July 18, 1998|By Mary Maushard | Mary Maushard,SUN STAFF

The eager youngsters from poor neighborhoods and the private school administrators had the same thing on their minds yesterday: how to make sure the incoming black students are successful on campus.

In a daylong program at Gilman School sponsored by the Baltimore Educational Scholarship Trust (BEST), an urban education expert gave advice to several administrators and sought the ideas of minority middle-schoolers enrolled in a summer enrichment program.

"The biggest challenge is to not believe that you know what to do, to be humble enough to search and to look and, when the kids fail, not to look to them or their communities as the reason," said Lisa D. Delpit, a Georgia State University professor and author of two books on cultural conflicts in the classroom.

"You can't tell me you are a good teacher if you can't teach these kids. That needs to be the message in your school," Delpit told Gilman Headmaster Archibald R. Montgomery IV in a conversation videotaped for other private school administrators.

Delpit's visit kicked off BEST's 11th year as a nonprofit organization that helps academically able but financially needy black students afford private schools. In the fall, 461 students will attend 19 area private schools with aid from BEST, which raises the scholarship money and monitors students' progress.

In her book "Other People's Children," Delpit explains that cultural differences lead to power struggles and misunderstandings in classrooms, and that educational reformers often overlook minority students. They need direct instruction, skills-based lessons and strong instructors, she writes.

"A student will test the environment to see what he can do here," Delpit said in her Gilman presentation. "What they are looking for is a teacher who is strong but who will develop a relationship with them."

And in that relationship, a teacher needs to say, "I think you are smart, I think you can do this, but I'm not going to let you out of this school without learning something," the Harvard-educated head of a center for urban educational excellence in Atlanta said.

The 85 students who will have BEST sponsorship for the first time this fall will receive an average of $8,500 each in aid, said Karen Bond, BEST's executive director. About 8 percent of the students in area private schools are black.

But getting these youngsters into private schools is only half the battle, Bond and others acknowledged. The other half, as Montgomery sees it, is that some "are not performing academically, and it's not because they don't have the intelligence."

Montgomery says some of the students are not used to the rigor and thoroughness required to excel in private schools. "You have a lot of very, very bright kids who are used to getting good grades" without studying, he said. In private schools, they are surrounded by classmates of equal intelligence.

Montgomery spoke from his experience at Gilman but said heads of other schools often ponder the needs of their urban, black students and share frustrations about underachieving FTC students.

To foster good academic habits, BEST sponsors a Summer Scholars program for its new middle school students.
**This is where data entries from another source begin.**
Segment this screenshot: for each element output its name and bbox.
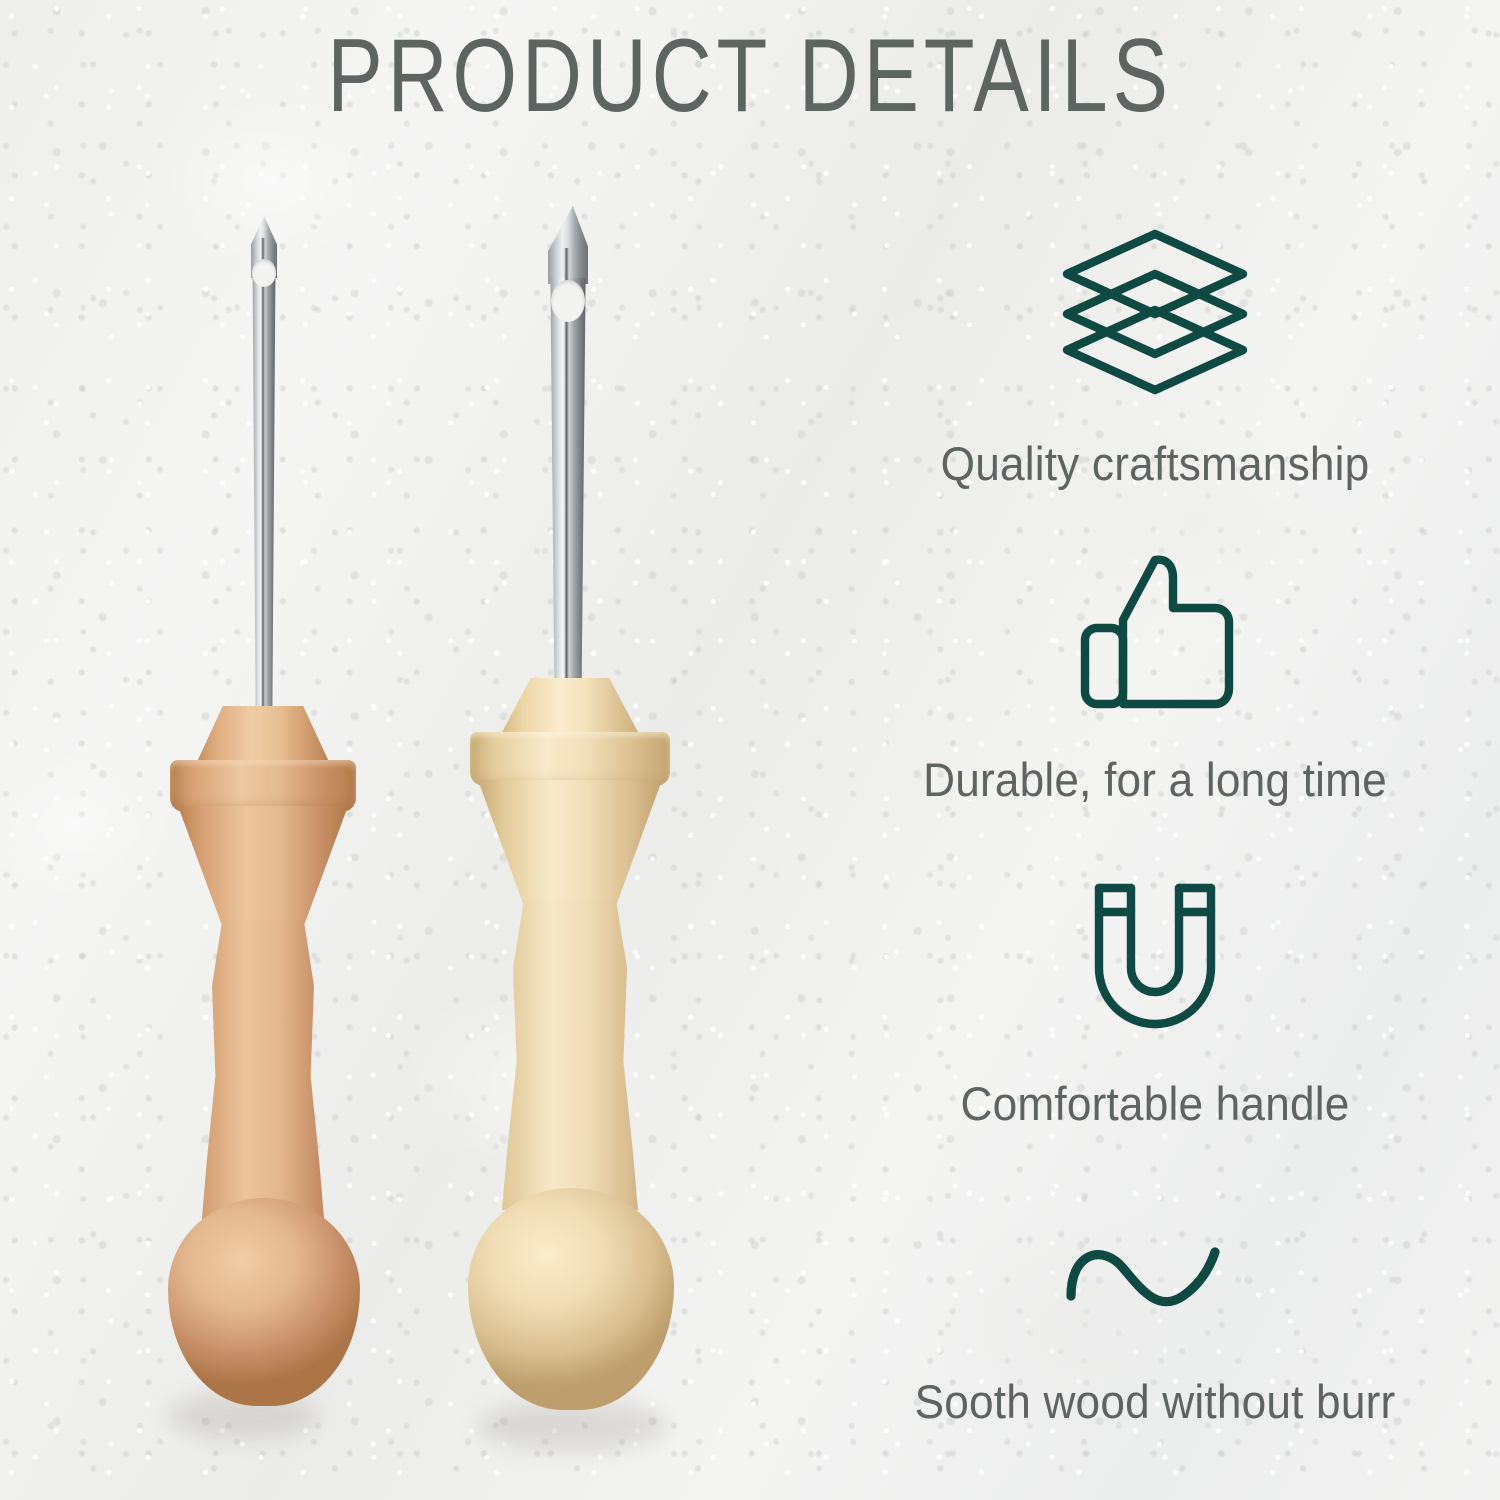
feature-label-durable: Durable, for a long time (831, 752, 1480, 807)
thumbs-up-icon (1067, 548, 1243, 716)
product-details-page: PRODUCT DETAILS (0, 0, 1500, 1500)
awl-small-handle-flange (170, 760, 356, 812)
feature-item-quality-craftsmanship: Quality craftsmanship (810, 222, 1500, 491)
awl-small-eye-hole (252, 259, 276, 287)
awl-small-handle-neck (178, 806, 348, 926)
magnet-icon (1071, 872, 1239, 1040)
feature-item-comfortable-handle: Comfortable handle (810, 872, 1500, 1131)
awl-small-handle-cone (196, 706, 330, 764)
wave-icon (1055, 1228, 1255, 1324)
feature-label-quality-craftsmanship: Quality craftsmanship (831, 436, 1480, 491)
feature-item-sooth-wood: Sooth wood without burr (810, 1228, 1500, 1429)
feature-item-durable: Durable, for a long time (810, 548, 1500, 807)
feature-label-sooth-wood: Sooth wood without burr (831, 1374, 1480, 1429)
awl-small-handle-grip (178, 920, 348, 1220)
feature-list: Quality craftsmanship Durable, for a lon… (810, 0, 1500, 1500)
layers-icon (1055, 222, 1255, 398)
awl-large-handle-grip (478, 900, 662, 1210)
awl-small-handle-bulb (168, 1198, 360, 1406)
awl-large-eye-hole (551, 280, 585, 322)
awl-large-handle-flange (470, 732, 670, 786)
awl-small-shaft-groove (261, 238, 265, 712)
awl-large-handle-bulb (468, 1188, 674, 1410)
product-image-area (0, 0, 800, 1500)
awl-large-handle-cone (500, 678, 640, 736)
feature-label-comfortable-handle: Comfortable handle (831, 1076, 1480, 1131)
awl-large-handle-neck (478, 780, 662, 906)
The six-week, six-hour-a-day program focuses on mathematics and language arts and "jump-starts" the students preparing to transfer to private schools, Montgomery said.

"It's like a camp but more educational," said Erica Lasan, an 11-year-old who is moving from Furley Elementary School in East Baltimore to Friends School. "We run a mile once a week, we go swimming twice a week, we have two math classes a day," she said.

The Summer Scholars talked yesterday with Delpit about their experiences and anxieties and asked her about her own education and achievement.

Many of their worries were typical of middle-schoolers -- how they would navigate the crowded halls, how they would become and stay organized, how well they would do in tougher courses than they were used to in public schools.

Delpit was sympathetic and encouraging, but she said the youngsters hadn't yet faced the big problem: "The social issues are going to give them the most problems."

Some of the students may soon feel very divided, thinking, "I have to choose between my community and this elite white school," Delpit said.

Here, too, the schools must take the lead, building connections between school and the rest of these children's lives, she said. "The curricula seldom includes African-American cultural history, or even recent history," she said, suggesting that students be invited to tell the stories of their own communities and encouraged to invite grandparents to class to talk about the past.

The middle-schoolers' parents joined the discussion, too. When one mother inquired about parental involvement in private schools, Delpit suggested she "be there."

"As much as you were there in the public school, be there in the private school."